A sleeping sorcerer, quite like a domesticated cat, is seldom best pleased when awoken abruptly. Opening a single, sleep-encrusted eye, Oliver Midwinter stared at the archway that began the short hallway leading to the front door of the tower. A circle of light, daylight, unwelcome as much as his visitor, told the boy all he needed to know about the length of time he had slept at his desk.

“Stevvains…”

He peeled his forehead away from the middling pages of Rhythmic Fluctuations and Bonding, a weighty tome on binding wild magic to mundane objects – a posh way of saying ‘how to make a wand for dummies’, and began to make himself presentable. This involved, quite like the grumpy woken cat, careful pruning, wetting of fingers, and flattening of errant curls.

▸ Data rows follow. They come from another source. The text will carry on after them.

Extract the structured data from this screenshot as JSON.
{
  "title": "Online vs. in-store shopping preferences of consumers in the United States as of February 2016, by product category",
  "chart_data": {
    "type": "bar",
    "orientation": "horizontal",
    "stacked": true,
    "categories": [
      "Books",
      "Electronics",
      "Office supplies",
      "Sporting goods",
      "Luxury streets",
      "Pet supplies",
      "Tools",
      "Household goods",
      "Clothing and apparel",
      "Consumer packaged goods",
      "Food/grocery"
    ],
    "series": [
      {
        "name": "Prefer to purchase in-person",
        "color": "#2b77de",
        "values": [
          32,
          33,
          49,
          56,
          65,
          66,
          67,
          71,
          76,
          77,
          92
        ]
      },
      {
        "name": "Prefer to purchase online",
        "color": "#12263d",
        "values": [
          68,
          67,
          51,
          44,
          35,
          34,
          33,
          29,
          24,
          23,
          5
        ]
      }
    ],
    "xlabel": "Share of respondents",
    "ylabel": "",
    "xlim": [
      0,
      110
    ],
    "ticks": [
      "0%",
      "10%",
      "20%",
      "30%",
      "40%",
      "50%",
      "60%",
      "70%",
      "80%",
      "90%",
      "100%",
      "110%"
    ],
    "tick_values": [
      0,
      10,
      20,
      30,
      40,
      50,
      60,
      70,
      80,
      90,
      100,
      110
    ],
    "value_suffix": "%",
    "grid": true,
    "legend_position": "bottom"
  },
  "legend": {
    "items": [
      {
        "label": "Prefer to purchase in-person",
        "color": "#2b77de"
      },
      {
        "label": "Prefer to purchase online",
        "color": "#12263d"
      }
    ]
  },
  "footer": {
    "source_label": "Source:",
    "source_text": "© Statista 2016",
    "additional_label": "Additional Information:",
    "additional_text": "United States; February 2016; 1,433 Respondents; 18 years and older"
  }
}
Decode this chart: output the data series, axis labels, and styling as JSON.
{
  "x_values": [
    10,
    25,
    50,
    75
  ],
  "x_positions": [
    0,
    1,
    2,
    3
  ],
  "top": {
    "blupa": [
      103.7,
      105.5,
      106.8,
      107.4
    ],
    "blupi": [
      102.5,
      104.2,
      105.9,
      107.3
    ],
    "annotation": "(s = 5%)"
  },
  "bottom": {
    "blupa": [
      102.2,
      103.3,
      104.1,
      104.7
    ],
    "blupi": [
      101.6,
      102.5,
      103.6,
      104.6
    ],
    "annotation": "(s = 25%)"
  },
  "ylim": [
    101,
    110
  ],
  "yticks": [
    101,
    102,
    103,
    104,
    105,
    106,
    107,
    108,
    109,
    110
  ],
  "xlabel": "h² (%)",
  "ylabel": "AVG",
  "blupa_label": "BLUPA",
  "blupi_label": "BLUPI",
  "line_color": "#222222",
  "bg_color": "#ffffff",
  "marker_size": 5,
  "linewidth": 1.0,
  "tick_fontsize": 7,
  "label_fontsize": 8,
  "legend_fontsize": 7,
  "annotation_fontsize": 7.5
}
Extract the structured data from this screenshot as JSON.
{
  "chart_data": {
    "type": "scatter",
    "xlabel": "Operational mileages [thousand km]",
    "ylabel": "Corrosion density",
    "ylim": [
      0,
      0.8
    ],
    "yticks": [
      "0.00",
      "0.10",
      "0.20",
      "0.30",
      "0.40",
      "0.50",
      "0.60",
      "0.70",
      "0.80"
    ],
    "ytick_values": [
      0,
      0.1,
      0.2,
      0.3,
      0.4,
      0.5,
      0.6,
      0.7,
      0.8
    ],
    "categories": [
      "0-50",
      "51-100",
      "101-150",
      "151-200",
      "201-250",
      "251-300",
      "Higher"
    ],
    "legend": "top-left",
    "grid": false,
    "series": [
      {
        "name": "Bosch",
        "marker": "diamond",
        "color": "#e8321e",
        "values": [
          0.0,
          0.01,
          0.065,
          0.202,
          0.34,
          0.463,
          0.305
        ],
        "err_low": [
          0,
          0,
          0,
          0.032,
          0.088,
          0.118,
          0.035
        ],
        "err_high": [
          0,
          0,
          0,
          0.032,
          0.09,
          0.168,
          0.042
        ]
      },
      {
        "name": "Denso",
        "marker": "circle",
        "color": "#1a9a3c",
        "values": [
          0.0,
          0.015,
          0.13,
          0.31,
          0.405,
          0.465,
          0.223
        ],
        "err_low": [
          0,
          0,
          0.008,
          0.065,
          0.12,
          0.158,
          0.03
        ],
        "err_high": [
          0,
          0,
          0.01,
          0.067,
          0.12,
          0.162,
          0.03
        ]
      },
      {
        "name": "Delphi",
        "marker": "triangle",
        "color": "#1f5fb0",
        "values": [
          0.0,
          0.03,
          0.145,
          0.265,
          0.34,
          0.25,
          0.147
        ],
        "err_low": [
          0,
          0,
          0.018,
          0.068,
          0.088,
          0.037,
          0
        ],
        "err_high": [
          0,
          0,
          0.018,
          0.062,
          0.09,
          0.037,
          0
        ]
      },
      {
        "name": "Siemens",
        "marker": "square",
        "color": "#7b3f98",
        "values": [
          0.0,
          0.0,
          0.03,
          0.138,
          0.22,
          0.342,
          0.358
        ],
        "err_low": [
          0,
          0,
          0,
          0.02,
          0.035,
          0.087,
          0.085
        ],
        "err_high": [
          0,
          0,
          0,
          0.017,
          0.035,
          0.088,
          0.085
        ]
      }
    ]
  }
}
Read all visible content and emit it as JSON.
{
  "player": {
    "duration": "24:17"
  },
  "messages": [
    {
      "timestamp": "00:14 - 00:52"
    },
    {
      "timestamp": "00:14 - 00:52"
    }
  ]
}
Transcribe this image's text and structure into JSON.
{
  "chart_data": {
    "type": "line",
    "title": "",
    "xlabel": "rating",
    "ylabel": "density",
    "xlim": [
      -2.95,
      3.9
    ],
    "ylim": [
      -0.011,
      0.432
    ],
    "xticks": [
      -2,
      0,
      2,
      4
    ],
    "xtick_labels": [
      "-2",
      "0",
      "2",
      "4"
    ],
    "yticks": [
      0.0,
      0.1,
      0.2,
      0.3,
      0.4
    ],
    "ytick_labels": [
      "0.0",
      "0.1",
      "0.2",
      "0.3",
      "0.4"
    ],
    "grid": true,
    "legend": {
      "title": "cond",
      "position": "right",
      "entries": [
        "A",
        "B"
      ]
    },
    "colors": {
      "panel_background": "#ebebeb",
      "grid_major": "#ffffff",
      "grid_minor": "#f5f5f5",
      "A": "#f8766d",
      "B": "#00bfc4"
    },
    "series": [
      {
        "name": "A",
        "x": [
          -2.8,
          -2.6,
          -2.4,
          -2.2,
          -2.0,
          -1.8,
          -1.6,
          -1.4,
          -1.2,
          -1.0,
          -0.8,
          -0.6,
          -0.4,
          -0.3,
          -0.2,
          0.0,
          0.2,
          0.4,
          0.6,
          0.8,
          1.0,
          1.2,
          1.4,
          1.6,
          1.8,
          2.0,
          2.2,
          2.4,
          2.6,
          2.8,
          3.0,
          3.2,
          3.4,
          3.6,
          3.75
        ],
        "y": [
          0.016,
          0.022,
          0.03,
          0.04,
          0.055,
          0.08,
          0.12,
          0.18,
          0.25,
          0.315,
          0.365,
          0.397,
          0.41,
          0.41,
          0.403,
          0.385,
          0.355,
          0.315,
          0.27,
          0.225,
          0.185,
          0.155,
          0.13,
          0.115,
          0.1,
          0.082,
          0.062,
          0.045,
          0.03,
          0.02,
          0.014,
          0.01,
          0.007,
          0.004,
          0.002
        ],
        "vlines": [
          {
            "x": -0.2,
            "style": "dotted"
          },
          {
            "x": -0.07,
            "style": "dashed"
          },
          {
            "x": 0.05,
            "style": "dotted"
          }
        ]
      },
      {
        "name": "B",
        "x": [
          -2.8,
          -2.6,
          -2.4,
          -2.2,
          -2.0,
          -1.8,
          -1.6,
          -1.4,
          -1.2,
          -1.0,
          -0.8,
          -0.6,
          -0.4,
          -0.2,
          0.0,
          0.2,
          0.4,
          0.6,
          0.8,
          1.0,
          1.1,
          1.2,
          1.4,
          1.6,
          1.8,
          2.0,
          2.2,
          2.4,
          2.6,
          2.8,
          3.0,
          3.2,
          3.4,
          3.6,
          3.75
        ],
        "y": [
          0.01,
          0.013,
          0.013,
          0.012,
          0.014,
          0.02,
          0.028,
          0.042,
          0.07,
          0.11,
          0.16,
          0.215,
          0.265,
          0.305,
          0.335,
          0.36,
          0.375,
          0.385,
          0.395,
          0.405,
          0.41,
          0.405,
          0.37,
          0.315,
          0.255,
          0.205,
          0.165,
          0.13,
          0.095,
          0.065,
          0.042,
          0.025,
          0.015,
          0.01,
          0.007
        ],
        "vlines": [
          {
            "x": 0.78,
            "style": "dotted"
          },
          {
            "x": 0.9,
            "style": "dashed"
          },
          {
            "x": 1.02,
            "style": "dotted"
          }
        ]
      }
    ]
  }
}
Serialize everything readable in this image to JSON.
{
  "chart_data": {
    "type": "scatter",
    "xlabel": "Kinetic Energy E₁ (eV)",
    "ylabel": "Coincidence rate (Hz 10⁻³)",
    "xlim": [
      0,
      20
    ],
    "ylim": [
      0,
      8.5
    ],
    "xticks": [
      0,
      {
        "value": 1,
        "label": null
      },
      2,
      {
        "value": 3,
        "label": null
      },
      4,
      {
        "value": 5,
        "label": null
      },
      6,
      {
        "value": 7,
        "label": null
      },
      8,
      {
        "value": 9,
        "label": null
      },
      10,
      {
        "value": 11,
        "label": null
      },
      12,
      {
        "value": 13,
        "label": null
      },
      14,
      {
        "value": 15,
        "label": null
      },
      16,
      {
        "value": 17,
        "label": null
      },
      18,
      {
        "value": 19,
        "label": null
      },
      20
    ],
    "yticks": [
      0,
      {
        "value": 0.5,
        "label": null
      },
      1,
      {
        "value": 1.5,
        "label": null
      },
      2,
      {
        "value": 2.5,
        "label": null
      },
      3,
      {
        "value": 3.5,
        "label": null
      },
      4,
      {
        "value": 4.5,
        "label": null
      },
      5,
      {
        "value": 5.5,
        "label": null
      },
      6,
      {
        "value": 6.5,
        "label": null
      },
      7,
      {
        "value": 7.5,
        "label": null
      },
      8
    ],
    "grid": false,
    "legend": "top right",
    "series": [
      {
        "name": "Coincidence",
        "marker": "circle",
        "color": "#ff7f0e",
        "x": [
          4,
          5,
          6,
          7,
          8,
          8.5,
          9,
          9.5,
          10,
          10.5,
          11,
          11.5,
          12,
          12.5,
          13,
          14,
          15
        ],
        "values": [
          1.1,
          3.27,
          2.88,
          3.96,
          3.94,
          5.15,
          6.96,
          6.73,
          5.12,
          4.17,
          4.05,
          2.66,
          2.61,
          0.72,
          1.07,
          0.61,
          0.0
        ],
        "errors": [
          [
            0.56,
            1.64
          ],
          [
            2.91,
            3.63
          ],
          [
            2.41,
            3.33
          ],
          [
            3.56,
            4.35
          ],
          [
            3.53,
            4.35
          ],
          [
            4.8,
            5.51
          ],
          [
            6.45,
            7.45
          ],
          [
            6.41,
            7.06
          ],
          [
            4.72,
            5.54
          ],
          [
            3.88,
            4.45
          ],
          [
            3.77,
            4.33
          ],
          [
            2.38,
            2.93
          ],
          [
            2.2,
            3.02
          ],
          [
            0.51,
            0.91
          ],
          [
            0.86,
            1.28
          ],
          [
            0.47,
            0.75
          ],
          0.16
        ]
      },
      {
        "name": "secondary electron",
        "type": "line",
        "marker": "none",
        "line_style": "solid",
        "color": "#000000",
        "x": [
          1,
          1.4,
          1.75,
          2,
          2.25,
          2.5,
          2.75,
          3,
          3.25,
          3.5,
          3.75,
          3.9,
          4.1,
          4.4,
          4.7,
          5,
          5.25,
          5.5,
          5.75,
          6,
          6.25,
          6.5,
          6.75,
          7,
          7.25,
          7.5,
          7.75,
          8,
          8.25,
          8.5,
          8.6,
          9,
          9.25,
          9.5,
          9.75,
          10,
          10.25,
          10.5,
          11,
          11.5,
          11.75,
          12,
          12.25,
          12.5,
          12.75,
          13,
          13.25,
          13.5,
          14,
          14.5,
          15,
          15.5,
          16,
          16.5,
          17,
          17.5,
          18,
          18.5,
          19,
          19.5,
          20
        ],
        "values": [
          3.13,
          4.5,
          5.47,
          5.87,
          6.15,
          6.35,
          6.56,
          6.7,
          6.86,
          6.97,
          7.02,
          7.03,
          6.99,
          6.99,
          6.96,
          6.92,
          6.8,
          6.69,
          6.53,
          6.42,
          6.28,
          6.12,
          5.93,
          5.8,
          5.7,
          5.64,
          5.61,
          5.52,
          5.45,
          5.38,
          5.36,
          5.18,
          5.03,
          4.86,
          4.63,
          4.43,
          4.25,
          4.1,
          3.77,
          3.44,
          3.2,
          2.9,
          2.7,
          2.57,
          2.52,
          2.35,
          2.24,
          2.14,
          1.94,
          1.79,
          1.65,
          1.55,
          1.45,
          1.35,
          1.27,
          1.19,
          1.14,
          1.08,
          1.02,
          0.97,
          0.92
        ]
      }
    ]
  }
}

If you have even seen a cat arriving at the conclusion that it is feeding time, and it is free of charge, you will be able to appreciate the sudden calamity that befell Oliver as it dawned on him to whom the visitor was referring. The nobbled, walnut oak chair fell backwards and banged against the floorboards as he skidded and bounded towards the hallway. Here, past met with present.

“Leona, bloody, Stevvains.”

Straightening himself out, he applied a brief knack to his robes to do away with the creases a night on his desk bed ironed into the cloth. He glanced sideways at the oval mirror fixed on the wall next to an overburdened hat stand resembling a tree of cloaks and hats. A dozen alchemical satchels hung from its prongs, like medicinal fruits.

“It’s been two weeks.”

There were doubts in his mind as to wherever or not the Tarot Hierarchy still existed. Many organisations in the blisteringly complicated echelons of Radasanthian power came and went without fanfare. Sorcerers and wizards, and to some lesser extent, mages and witches all belonged to more lists and obligations than most could remember.

Hoping that this would be a new life, a worthy beginning to a slow year finally free of his master, Oliver turned to the panelled door, broke into an uneasy smile, and turned the wild knob of sanded driftwood. A heave pulled the door inwards, and the magic that separated the inner sanctum of the tower to the roughshod, red brick exterior brought the Midwinter boy before his hopeful saviour.

“Oh,” he said softly, when it appeared the master had no titbits. The man, noticeably male and not female, was not Leona Stevvains after all. “I’m he. Who, though, are you?”

Presented as a studious youth, Oliver may not have fulfilled the messenger’s expectations of a member of the Tarot. He did not appear to be any more of a magician than your common street urchin was. All the same, if one were to look closer, there were vestments of power in his eyes – sparkles of potential, and a winged shadow behind him that lingered even in the furiously warm sunlight of midmorning.